The Real-Time Dimension: Why This Matters for Live Systems
If you’re building anything with real-time features—WebSocket-based chat, live game state sync, or streaming analytics—the stall problem is existential. A blocked event loop doesn’t just affect uploads. It kills your WebSocket connections, delays your game state broadcasts, and breaks your heartbeat signals.
I’ve seen this happen in an online casino platform where players were uploading KYC documents (passports, utility bills) for identity verification. The upload handler would stall the event loop, and the WebSocket connection that streamed the live roulette wheel state would drop. Players saw frozen screens and assumed the game was rigged. The support tickets flooded in within seconds.
The fix was moving all file uploads to a separate microservice behind an Nginx proxy, as described above. The main game server never touched a file. Its event loop stayed responsive, WebSocket pings went through, and the KYC service could scale independently based on upload volume.

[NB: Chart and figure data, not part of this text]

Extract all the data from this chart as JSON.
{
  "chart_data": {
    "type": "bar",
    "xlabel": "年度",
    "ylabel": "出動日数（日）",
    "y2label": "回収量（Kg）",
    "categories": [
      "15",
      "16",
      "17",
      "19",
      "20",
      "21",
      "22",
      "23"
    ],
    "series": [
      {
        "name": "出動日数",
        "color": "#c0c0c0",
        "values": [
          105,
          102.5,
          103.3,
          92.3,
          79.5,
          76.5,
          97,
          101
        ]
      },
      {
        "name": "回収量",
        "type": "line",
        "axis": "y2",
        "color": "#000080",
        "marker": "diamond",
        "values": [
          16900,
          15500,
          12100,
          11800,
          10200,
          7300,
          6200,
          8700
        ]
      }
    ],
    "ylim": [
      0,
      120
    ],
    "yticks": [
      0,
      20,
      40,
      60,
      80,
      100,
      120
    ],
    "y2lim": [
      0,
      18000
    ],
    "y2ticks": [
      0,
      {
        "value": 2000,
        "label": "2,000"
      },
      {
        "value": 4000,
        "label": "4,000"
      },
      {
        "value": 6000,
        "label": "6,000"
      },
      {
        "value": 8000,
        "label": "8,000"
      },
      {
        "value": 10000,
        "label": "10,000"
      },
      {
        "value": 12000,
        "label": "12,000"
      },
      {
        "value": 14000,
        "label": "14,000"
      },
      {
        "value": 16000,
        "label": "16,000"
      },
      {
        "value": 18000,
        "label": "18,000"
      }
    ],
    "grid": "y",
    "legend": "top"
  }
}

Monitoring for Event Loop Health
You can’t fix what you don’t measure. Add event loop latency monitoring to your production stack. Tools like aiomonitor or custom middleware that logs the delta between scheduled and actual execution time can catch stalls before they cascade.
A simple health check endpoint that measures how long a await asyncio.sleep(0) takes to return gives you a real-time view of loop saturation:
import time
import asyncio
from fastapi import FastAPI
app = FastAPI()
@app.get("/health/loop")
async def health_loop():
start = time.monotonic()
await asyncio.sleep(0)
elapsed = time.monotonic() - start
if elapsed > 0.1:
# Event loop is stalling
return {"status": "degraded", "loop_latency_ms": elapsed * 1000}
return {"status": "ok", "loop_latency_ms": elapsed * 1000}
If you see latencies above 50 milliseconds, you have a problem. Above 100 milliseconds, your system is in trouble.
What You Should Do Next
Don’t just throw more hardware at the problem. Profile your upload path with asyncio debug mode enabled (PYTHONASYNCIODEBUG=1). Look for tasks that take longer than 100 milliseconds to complete. Identify where the blocking actually happens—is it multipart parsing, disk writes, or the thread pool exhaustion?
Then pick one of the three strategies above and implement it. Start with the chunked read loop and background task offload—it’s the lowest effort and gives you the most immediate relief. If your upload volume grows beyond a few hundred concurrent requests, graduate to the dedicated upload service pattern.
Your users don’t care about your event loop architecture. They care that their upload finishes in under five seconds and that the app stays responsive while it happens. Give them that, and they’ll never know the difference between a threaded and an async backend.